Von Rüdiger Rauls
Anstatt den wirtschaftlichen und politischen Aufstieg Chinas anzuerkennen und partnerschaftlich zu kooperieren, scheint der Westen eher geneigt, konfrontative Maßnahmen zu ergreifen. Dieses Verhalten spiegelt ein überholtes koloniales Denkmuster wider, das von einer selbst zugeschriebenen moralischen und kulturellen Überlegenheit ausgeht und unterstellt, dass jede Zusammenarbeit eine Ehre für die Partner darstellt.
Die Problematik dieser Herangehensweise wird besonders in globalen Krisensituationen sichtbar. Sowohl in der Ukraine-Krise als auch im Nahen Osten zeigt sich, dass ohne China’s Mitwirkung keine nachhaltigen Lösungen gefunden werden können. Trotzdem ignoriert man im Westen oft Chinas Rolle und Interessen und zeigt sich überrascht und entrüstet, wenn China nicht den Erwartungen des Westens entspricht, etwa in seiner Beziehung zu Russland.
Unbegründete Anschuldigungen, wie die Unterstellung, China würde Russland im Krieg unterstützen, sollen davon ablenken, dass auch der Westen massiv politische und materielle Unterstützung in Konfliktregionen leistet. Diese Doppelmoral fördert nicht die Beendigung von Konflikten, sondern verlängert sie eher.
Das arrogante Auftreten einiger westlicher Führungskräfte, wie der US-Finanzministerin Janet Yellen, die China belehren wollen, was in deren eigenem Interesse sei, verschärft die Situation nur.

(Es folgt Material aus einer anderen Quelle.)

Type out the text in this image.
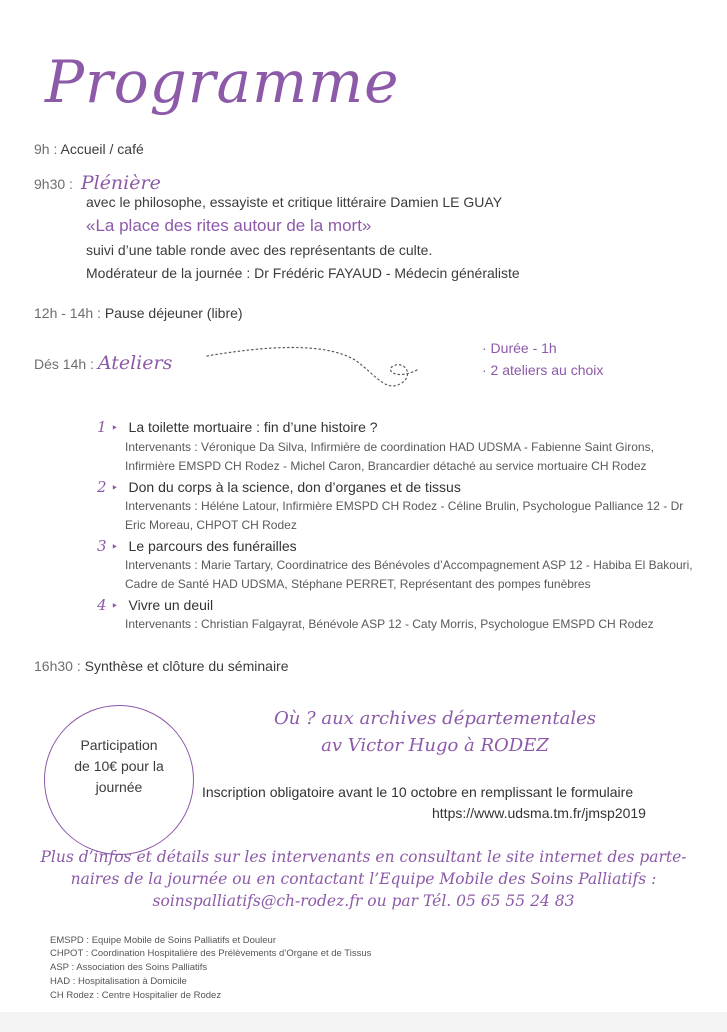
Programme
9h : Accueil / café
9h30 : Plénière
avec le philosophe, essayiste et critique littéraire Damien LE GUAY
«La place des rites autour de la mort»
suivi d’une table ronde avec des représentants de culte.
Modérateur de la journée : Dr Frédéric FAYAUD - Médecin généraliste
12h - 14h : Pause déjeuner (libre)
Dés 14h : Ateliers
· Durée - 1h
· 2 ateliers au choix
1 ‣ La toilette mortuaire : fin d’une histoire ?
Intervenants : Véronique Da Silva, Infirmière de coordination HAD UDSMA - Fabienne Saint Girons, Infirmière EMSPD CH Rodez - Michel Caron, Brancardier détaché au service mortuaire CH Rodez
2 ‣ Don du corps à la science, don d’organes et de tissus
Intervenants : Héléne Latour, Infirmière EMSPD CH Rodez - Céline Brulin, Psychologue Palliance 12 - Dr Eric Moreau, CHPOT CH Rodez
3 ‣ Le parcours des funérailles
Intervenants : Marie Tartary, Coordinatrice des Bénévoles d’Accompagnement ASP 12 - Habiba El Bakouri, Cadre de Santé HAD UDSMA, Stéphane PERRET, Représentant des pompes funèbres
4 ‣ Vivre un deuil
Intervenants : Christian Falgayrat, Bénévole ASP 12 - Caty Morris, Psychologue EMSPD CH Rodez
16h30 : Synthèse et clôture du séminaire
Participation
de 10€ pour la
journée
Où ? aux archives départementales
av Victor Hugo à RODEZ
Inscription obligatoire avant le 10 octobre en remplissant le formulaire
https://www.udsma.tm.fr/jmsp2019
Plus d’infos et détails sur les intervenants en consultant le site internet des parte-
naires de la journée ou en contactant l’Equipe Mobile des Soins Palliatifs :
soinspalliatifs@ch-rodez.fr ou par Tél. 05 65 55 24 83
EMSPD : Equipe Mobile de Soins Palliatifs et Douleur
CHPOT : Coordination Hospitalière des Prélèvements d’Organe et de Tissus
ASP : Association des Soins Palliatifs
HAD : Hospitalisation à Domicile
CH Rodez : Centre Hospitalier de Rodez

Nicht nur in der Ukraine, auch in anderen geopolitischen Brennpunkten wie dem Nahen Osten, sind westliche Staaten auf Chinas Unterstützung angewiesen.
Dieses konfrontative Verhalten des Westens verliert zunehmend an Sympathie sowohl in China als auch in anderen Weltregionen und übergeht die legitimen Interessen und Sicherheitsbedenken anderer Völker und Staaten. Die Gleichgültigkeit gegenüber den Sicherheitsinteressen Russlands führte beispielsweise zur Eskalation in der Ukraine, ein Muster, das sich auch in anderen Regionen zeigt.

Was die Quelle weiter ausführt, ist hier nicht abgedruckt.